Lufthansa Technik’s chairman is a strong anti-monopoly advocate and carries that belief to Aviatar, the company’s open platform for the aviation industry, and the company's Aviation Data Hub, which it established to store various forms of airline and MRO data.
As Johannes Bussmann told Inside MRO in September 2018, “We started Aviatar, but I’m pretty sure we won’t be the sole owner 12 months from now because it’s not our idea to establish Aviatar as another monopoly, like an airframer’s solution. We want it to be an open, independent platform, so we are talking with our competitors and other market participants to become stakeholders with us.”
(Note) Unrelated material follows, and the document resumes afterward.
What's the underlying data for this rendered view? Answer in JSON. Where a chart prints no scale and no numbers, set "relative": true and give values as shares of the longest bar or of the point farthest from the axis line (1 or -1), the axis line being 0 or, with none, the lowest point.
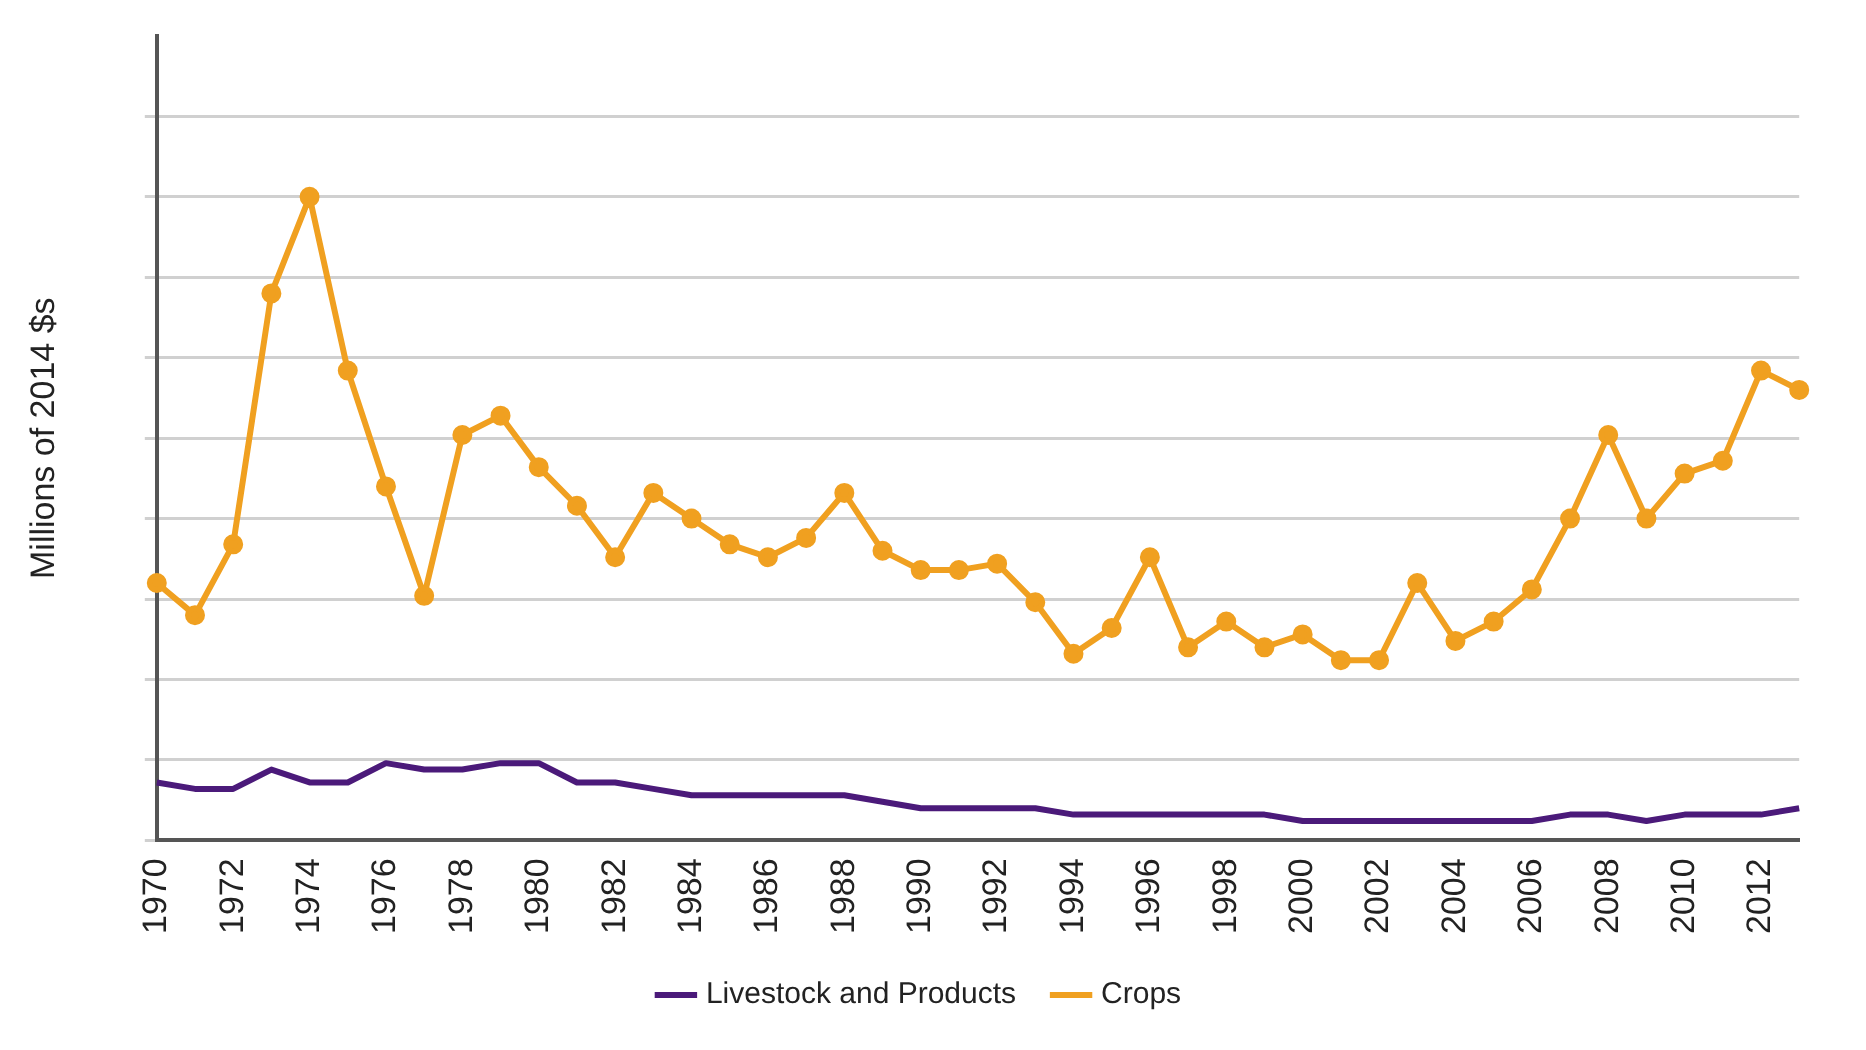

To ensure competition, Bussmann said Lufthansa Technik would put Aviatar into a separate entity to allow for multiple owners. “This is extremely important because we don’t want monopolization around data ownership,” he added.
Fast forward to today, and the company is still stressing that its aviation data hub is designed for fueling the digitalization of aviation, and other industries, and it will “ensure control, choice and competition,” says Dr. Jens Krueger, head of corporate communications, marketing and political affairs.
He says Lufthansa Technik is in “progressive talks with potential partners of this aviation data hub” and expects results by the end of the first quarter or beginning of the second, or within a month or so.
The data hub is getting “lots of interest” from a number of organizations about “how we can establish infrastructure solutions for Big Data to be shared with other partners, airlines, MROs and OEMs,” says Peter Isendahl, a digital fleet solutions executive for Lufthansa Technik.
As the industry grapples with how to efficiently and effectively use the volumes of data that aircraft generate to improve operations, the platforms on which the data is hosted are gaining more attention because it's unlikely that the industry will need dozens of them, yet there is industry concern about data monopolies being formed.